Perguntei logo se ele tinha outra, descobri da sua boca e de alguns contatos que não. Então porque aquilo? Ele, playboyzinho mimado e filho de pais divorciados tinha ótima condição financeira antes de casarmos e não suportou nossa vida simples e cheia de esforços. Voltou a morar com a mãe um ano depois de nossa vida conjugal. Se o motivo foi financeiro, Fábio tomou uma atitude precipitada, pois logo consegui um grande emprego num hospital psiquiátrico e me destaquei com minha clínica, onde finalmente puder ser a psicóloga que sempre sonhei ser um dia, com um salário que fazia jus à minha competência.
A separação foi difícil, só Deus sabe o que sofri. Amargurada e desesperada encontrei na bebida um consolo, na maconha um colo amigo. Com isso veio a carência, e lá se foram outras noites atrás de velhos amigos cujos corpos esculturais não combinavam com as mentes sujas e conversas vazias. Me sentia uma merda transando com os primos das minhas amigas, alguns esperando fazer o marketing com a psicanalista conhecida na sociedade, outros procurando um amor, coitados. Comecei a dar aula numa universidade. Os meninos de lá eram mais liberais e dispostos a tudo para alimentar o meu ego. Era isso que eu precisava, longas massagens no meu ego. Como era fácil levar esses alunos pra um motel, bastava uma conversa intelectual, pagar algumas bebidas, fumar um baseado antes e uma carreira depois. Daí as vezes alguns queriam conversar a noite toda, e eu só queria dormir. Me sentia culpada, o fantasma de Fábio não me largava e resolvi então começar a buscar o prazer com homens e mulheres as quais só o corpo me atraia.

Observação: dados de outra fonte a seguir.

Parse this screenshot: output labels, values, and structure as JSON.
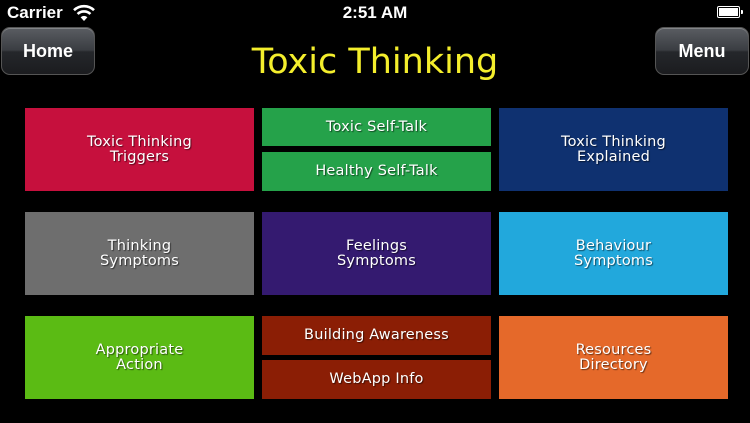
{
  "status_bar": {
    "carrier": "Carrier",
    "time": "2:51 AM"
  },
  "header": {
    "home_label": "Home",
    "title": "Toxic Thinking",
    "menu_label": "Menu",
    "title_color": "#f4ee2c"
  },
  "tiles": [
    {
      "label": "Toxic Thinking\nTriggers",
      "color": "#c6103d"
    },
    {
      "label": "Toxic Self-Talk",
      "color": "#25a24a"
    },
    {
      "label": "Healthy Self-Talk",
      "color": "#25a24a"
    },
    {
      "label": "Toxic Thinking\nExplained",
      "color": "#0f3170"
    },
    {
      "label": "Thinking\nSymptoms",
      "color": "#6e6e6e"
    },
    {
      "label": "Feelings\nSymptoms",
      "color": "#341a70"
    },
    {
      "label": "Behaviour\nSymptoms",
      "color": "#22a8dc"
    },
    {
      "label": "Appropriate\nAction",
      "color": "#5bbb14"
    },
    {
      "label": "Building Awareness",
      "color": "#8b1e05"
    },
    {
      "label": "WebApp Info",
      "color": "#8b1e05"
    },
    {
      "label": "Resources\nDirectory",
      "color": "#e5692a"
    }
  ]
}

Passei a pagar prostitutas, não ia pegar aluna e ficar com fama de sapatão. Psicólogo já sofre com fama de porra louca, daí ficar com fama de sapatão e maconheira, tava fodida. O ato sexual era frio e satisfatório dentro de sua própria intenção, a fêmea sobre a fêmea, sem dominação, mas após o gozo uma depressão me tomava, às vezes mandava a puta ir embora e me encolhia aos prantos. A falta de um amor verdadeiro me transformava num ser infantil e carente. Fábio me fazia cada vez mais falta. Às vezes ia na frente da sua casa e o fitava escondida. Ele havia batido o carro e torrava a grana que eu agora tinha que pagar de pensão pra ele com uma loirinha gostosinha. Minha decadência era evidente tanto física quanto emocionalmente e o trabalho era a única coisa que me restava.

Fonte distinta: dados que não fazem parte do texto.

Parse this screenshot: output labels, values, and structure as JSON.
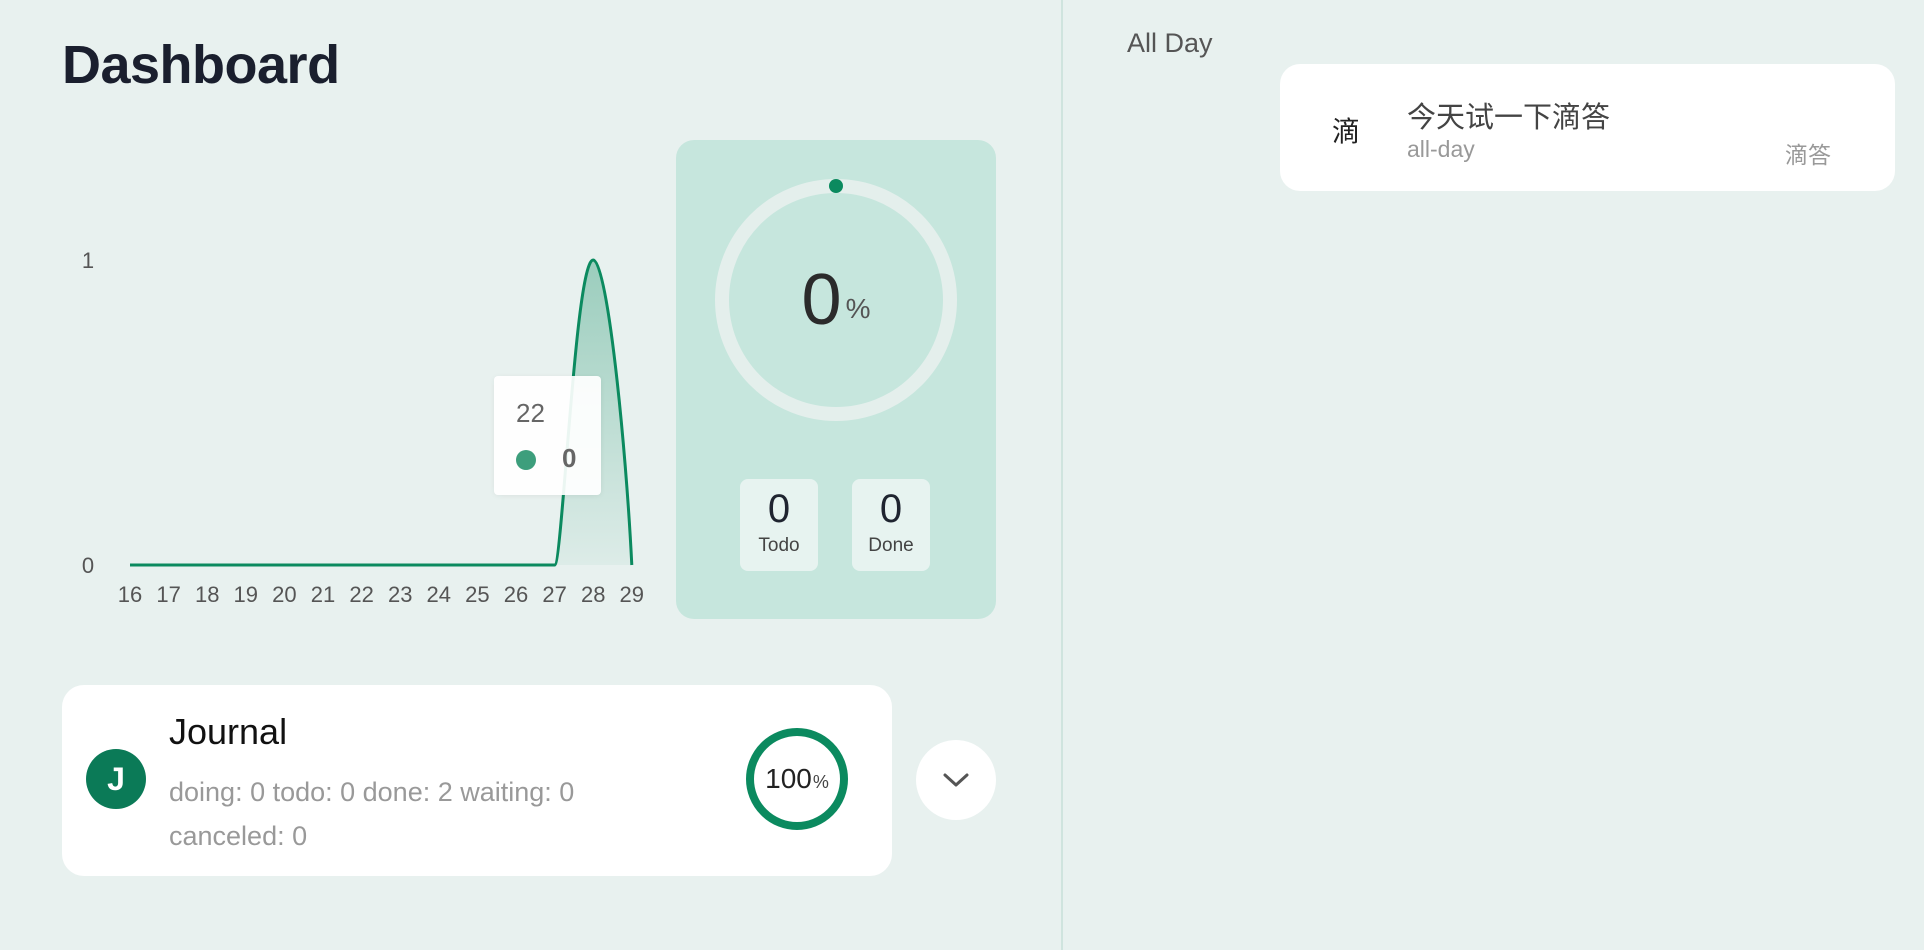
{
  "dashboard": {
    "title": "Dashboard"
  },
  "chart_data": {
    "type": "area",
    "x": [
      "16",
      "17",
      "18",
      "19",
      "20",
      "21",
      "22",
      "23",
      "24",
      "25",
      "26",
      "27",
      "28",
      "29"
    ],
    "series": [
      {
        "values": [
          0,
          0,
          0,
          0,
          0,
          0,
          0,
          0,
          0,
          0,
          0,
          0,
          1,
          0
        ]
      }
    ],
    "yticks": [
      "0",
      "1"
    ],
    "ylim": [
      0,
      1
    ],
    "grid": false,
    "color": "#0b8a5f",
    "tooltip": {
      "label": "22",
      "value": "0"
    }
  },
  "progress": {
    "value": "0",
    "unit": "%",
    "fraction": 0,
    "todo_count": "0",
    "todo_label": "Todo",
    "done_count": "0",
    "done_label": "Done"
  },
  "journal": {
    "avatar_letter": "J",
    "name": "Journal",
    "stats": "doing: 0 todo: 0 done: 2 waiting: 0 canceled: 0",
    "progress_value": "100",
    "progress_unit": "%",
    "progress_fraction": 1
  },
  "schedule": {
    "all_day_label": "All Day",
    "events": [
      {
        "icon": "滴",
        "title": "今天试一下滴答",
        "type": "all-day",
        "source": "滴答"
      }
    ]
  },
  "colors": {
    "accent": "#0b7a57",
    "card_bg": "#c6e6dd",
    "page_bg": "#e8f1ef"
  },
  "icons": {
    "expand": "chevron-down-icon"
  }
}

Eis que um dia, acidentalmente encontrei aquele homem, não foi sua beleza que me impressionou, mas seu caráter e seu jeito simples de ser maravilhoso. João trabalhava com Fábio, nos vimos poucas vezes apesar de eu conhecê-lo bem, pois meu ex-marido falava muito do amigo e de sua separação que se deu bem antes da nossa. O caso do João era diferente, formado em medicina casou-se com uma artista plástica enquanto fazia residência. João desistiu da medicina e fugiu com a artista, viveram bem por dois anos. Ela sempre acompanhava o marido em todas as farras, mas a grana acabou e ele teve que voltar a trabalhar, arrumou um emprego na área de administração porque odiava medicina e conheceu Fábio.
Fábio casou comigo e logo depois João se separou.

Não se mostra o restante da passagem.